Patrick Cockburn reports from Baghdad that Mahmud Osman, a Kurdish MP, maintains that an attack on Iran by Israel or the US would plunge Iraq back into war. Cockburn points to two terrorist groups based in Iraq that the US Pentagon appears to be deploying against Iran. They are the Mojahedin-e Khalq Organization (MEK or MKO) and the PEJAK or Iranian branch of the Kurdish Workers Party. The Iraqi parliament has discussed expelling the MEK.
Gunmen on motorcycles shot down Sheikh Salim al-Darraji of the Islamic Supreme Council of Iraq (ISCI) in the al-Hayaniya slum of Basra on Friday. The district is a stronghold of the Sadr Movement and had been attacked by the Iraqi Army, helped by the Badr Corps paramilitary of ISCI, in late March. The Mahdi Army militia of the Sadr Movement has gone underground under pressure from conventional forces, but is not so far underground that they will put up with ISCI officials operating openly in their territory.
The Iraqi government has decided one of the contentious issues that was holding up the provincial elections law. It has forbidden political campaigns from using photos of non-candidates in their literature and posters. This move will prevent the Sadr Movement from showing pictures of the father of Muqtada al-Sadr, who founded the movement. But it will also prevent ISCI from using pictures of Grand Ayatollah Ali Sistani, who is popular and has great moral authority in the Shiite south. Campaigning in mosques will also be forbidden. For the first time in a major election, Iraqis will vote under an open list system, so that they can vote for individual candidates rather than just a party list.
The Syrian military maintains that it is doing its best to keep radical Muslim vigilantes from going off to fight in Iraq through Syrian territory. Syria also charges that the US has been routinely invading its air space.
This NYT article argues that despair (a killed husband or son) often is what drives women to become suicide bombers in Iraq. Oh, I think they think they are fighting the foreign military occupation of their country and its collaborators, just as the men do who undertake this sort of attack.
Al-Hayat reports in Arabic that in his Friday sermon, Shaikh Abdul Mahdi al-Karbala’i, representative in the holy shrine city of Karbala of Grand Ayatollah Sistani, warned that the Status of Forces Agreement now being negotiated between the Bush administration and the Iraqi government must not detract from Iraq’s sovereignty. He also said that parliament must past an elections law enabling provincial elections as soon as possible. He said the Iraqi voting public is eager to go to the polls, having by now gained the experience to put in a non-corrupt and efficient government. [If they have figured this out, they should please let us Americans know the secret.]
He also commented on recent Sunni delegations to Karbala and Shiite delegations to Tikrit, Samarra and Mosul, saying that they were aimed at spreading the spirit of harmony among all the sons of the single country. [Shaikh al-Karbala’i needs to work on his gender inclusiveness.]
Al-Hayat also reports that Sayyid Sadr al-Din al-Qubanji of the shrine city of Najaf [a leader in the Islamic Supreme Council of Iraq] said in his sermon that Iran and the United States are locked in a Cold War with one another, as evidenced by the continual threats and escalation of tensions between the two.
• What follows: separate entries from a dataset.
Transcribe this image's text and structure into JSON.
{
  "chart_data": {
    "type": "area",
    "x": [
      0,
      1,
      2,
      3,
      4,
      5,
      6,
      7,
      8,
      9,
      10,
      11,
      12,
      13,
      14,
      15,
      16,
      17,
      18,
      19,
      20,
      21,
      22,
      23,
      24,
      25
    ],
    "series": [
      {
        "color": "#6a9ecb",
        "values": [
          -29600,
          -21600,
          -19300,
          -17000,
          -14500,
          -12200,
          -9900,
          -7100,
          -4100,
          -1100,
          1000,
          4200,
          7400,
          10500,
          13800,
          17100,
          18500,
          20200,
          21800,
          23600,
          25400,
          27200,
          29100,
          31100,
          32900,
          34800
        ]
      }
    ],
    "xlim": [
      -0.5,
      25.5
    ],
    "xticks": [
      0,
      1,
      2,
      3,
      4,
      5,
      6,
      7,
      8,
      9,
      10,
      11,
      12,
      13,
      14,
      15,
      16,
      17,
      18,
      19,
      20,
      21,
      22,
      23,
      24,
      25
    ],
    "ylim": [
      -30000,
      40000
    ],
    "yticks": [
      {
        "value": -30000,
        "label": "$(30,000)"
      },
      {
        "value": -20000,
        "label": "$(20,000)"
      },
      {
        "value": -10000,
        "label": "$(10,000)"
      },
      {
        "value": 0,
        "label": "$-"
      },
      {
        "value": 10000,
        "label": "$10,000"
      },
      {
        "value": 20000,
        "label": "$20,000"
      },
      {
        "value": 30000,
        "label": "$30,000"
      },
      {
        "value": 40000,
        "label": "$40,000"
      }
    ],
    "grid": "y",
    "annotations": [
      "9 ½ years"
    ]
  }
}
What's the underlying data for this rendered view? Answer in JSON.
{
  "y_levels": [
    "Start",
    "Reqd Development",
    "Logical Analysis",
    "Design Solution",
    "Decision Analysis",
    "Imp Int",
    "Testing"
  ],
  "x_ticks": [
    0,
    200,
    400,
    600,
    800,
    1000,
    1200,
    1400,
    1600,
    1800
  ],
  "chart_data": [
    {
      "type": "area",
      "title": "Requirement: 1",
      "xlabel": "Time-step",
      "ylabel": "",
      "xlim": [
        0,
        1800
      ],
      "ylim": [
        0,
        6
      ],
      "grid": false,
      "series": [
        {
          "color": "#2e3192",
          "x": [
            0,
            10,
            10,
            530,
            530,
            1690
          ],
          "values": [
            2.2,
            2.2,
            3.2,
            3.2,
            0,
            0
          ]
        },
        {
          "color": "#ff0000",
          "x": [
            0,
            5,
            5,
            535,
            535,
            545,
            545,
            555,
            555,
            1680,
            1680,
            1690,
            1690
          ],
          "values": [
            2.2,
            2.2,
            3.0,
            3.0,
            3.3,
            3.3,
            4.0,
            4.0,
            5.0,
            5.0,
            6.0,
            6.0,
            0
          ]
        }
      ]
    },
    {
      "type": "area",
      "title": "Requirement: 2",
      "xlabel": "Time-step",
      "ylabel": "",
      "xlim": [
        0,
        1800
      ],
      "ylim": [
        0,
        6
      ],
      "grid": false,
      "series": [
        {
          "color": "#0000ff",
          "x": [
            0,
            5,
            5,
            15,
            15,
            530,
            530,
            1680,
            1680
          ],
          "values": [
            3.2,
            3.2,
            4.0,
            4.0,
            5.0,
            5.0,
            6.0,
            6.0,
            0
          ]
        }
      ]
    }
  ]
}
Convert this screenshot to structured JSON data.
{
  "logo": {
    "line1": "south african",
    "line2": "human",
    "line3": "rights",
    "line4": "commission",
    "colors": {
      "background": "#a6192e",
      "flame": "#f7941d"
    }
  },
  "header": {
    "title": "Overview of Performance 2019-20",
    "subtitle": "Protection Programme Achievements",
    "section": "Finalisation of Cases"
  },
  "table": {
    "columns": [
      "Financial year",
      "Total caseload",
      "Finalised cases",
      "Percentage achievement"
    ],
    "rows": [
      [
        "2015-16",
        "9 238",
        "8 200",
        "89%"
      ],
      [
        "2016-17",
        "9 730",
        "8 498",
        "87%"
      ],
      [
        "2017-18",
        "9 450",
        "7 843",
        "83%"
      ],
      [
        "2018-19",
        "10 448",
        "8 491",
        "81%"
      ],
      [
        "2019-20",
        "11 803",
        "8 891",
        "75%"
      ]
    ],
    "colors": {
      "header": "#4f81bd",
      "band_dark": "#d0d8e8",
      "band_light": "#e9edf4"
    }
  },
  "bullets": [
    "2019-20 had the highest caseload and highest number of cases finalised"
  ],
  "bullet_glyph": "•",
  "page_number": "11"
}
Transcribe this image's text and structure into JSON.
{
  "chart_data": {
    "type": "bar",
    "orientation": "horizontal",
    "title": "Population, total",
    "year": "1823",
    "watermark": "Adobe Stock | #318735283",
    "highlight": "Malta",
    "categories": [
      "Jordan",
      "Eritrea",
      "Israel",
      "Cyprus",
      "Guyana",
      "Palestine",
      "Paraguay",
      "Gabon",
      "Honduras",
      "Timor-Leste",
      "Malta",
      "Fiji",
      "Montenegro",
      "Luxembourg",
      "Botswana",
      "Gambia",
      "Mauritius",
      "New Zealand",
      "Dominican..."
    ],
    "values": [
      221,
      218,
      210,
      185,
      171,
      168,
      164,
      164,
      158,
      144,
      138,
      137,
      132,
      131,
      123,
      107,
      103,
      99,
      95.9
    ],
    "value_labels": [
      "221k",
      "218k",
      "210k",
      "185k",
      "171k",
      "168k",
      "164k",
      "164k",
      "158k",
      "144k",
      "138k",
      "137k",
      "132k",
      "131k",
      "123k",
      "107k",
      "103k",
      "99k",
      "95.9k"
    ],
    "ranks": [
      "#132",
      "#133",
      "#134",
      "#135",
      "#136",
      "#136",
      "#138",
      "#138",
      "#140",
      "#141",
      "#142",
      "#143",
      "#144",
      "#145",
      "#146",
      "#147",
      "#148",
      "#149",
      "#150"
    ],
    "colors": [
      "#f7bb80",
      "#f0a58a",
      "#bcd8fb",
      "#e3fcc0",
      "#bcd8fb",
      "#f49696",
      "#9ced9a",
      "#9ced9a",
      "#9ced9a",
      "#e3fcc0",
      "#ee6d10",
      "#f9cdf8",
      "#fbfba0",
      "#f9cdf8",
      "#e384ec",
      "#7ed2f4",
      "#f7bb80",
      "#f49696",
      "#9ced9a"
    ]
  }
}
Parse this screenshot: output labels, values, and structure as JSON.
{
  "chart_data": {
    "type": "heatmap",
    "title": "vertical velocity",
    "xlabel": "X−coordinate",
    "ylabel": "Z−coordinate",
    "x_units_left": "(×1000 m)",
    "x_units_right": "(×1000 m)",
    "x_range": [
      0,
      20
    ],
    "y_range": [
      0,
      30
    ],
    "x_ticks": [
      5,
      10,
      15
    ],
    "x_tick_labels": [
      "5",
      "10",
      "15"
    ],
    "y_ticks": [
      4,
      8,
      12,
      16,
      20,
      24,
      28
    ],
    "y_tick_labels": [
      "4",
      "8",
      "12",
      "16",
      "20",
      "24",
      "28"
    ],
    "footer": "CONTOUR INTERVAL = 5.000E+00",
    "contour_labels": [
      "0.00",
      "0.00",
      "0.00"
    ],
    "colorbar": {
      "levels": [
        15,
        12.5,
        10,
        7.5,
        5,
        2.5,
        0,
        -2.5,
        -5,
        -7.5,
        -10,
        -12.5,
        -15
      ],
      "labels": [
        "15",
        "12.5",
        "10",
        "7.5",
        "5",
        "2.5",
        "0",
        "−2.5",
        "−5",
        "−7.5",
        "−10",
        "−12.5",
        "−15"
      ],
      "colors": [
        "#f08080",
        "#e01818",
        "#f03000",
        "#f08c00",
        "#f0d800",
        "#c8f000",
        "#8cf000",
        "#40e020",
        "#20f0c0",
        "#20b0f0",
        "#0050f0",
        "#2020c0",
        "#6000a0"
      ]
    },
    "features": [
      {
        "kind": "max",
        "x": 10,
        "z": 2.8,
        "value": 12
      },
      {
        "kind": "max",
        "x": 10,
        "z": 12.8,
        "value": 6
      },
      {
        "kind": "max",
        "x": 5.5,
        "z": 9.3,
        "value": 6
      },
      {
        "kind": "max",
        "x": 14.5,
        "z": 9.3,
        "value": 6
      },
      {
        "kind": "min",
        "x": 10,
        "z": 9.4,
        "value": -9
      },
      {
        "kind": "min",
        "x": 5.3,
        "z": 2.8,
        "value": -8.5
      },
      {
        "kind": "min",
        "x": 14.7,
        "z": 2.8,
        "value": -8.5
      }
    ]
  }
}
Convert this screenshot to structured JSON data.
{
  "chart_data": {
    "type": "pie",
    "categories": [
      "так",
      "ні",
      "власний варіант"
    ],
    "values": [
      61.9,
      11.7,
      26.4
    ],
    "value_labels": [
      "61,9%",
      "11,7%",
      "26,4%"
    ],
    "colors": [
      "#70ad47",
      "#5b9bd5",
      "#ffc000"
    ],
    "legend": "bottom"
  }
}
He said that any war in the region would be a global catastrophe. He called on both countries to reexamine their positions, and he called on politicians in the region to intervene to end the struggle. He said that the region is living above an active volcano. He added that Iran’s threat to close the Straits of Hormuz if it is attacked will lead to an economic calamity.
He also spoke about the energy shortage and the lack of services in the country. He said that Grand Ayatollah Sistani had recently written him that it was embarrassing for the Shiite exemplar to urge people to vote in the provincial elections when government services were so bad.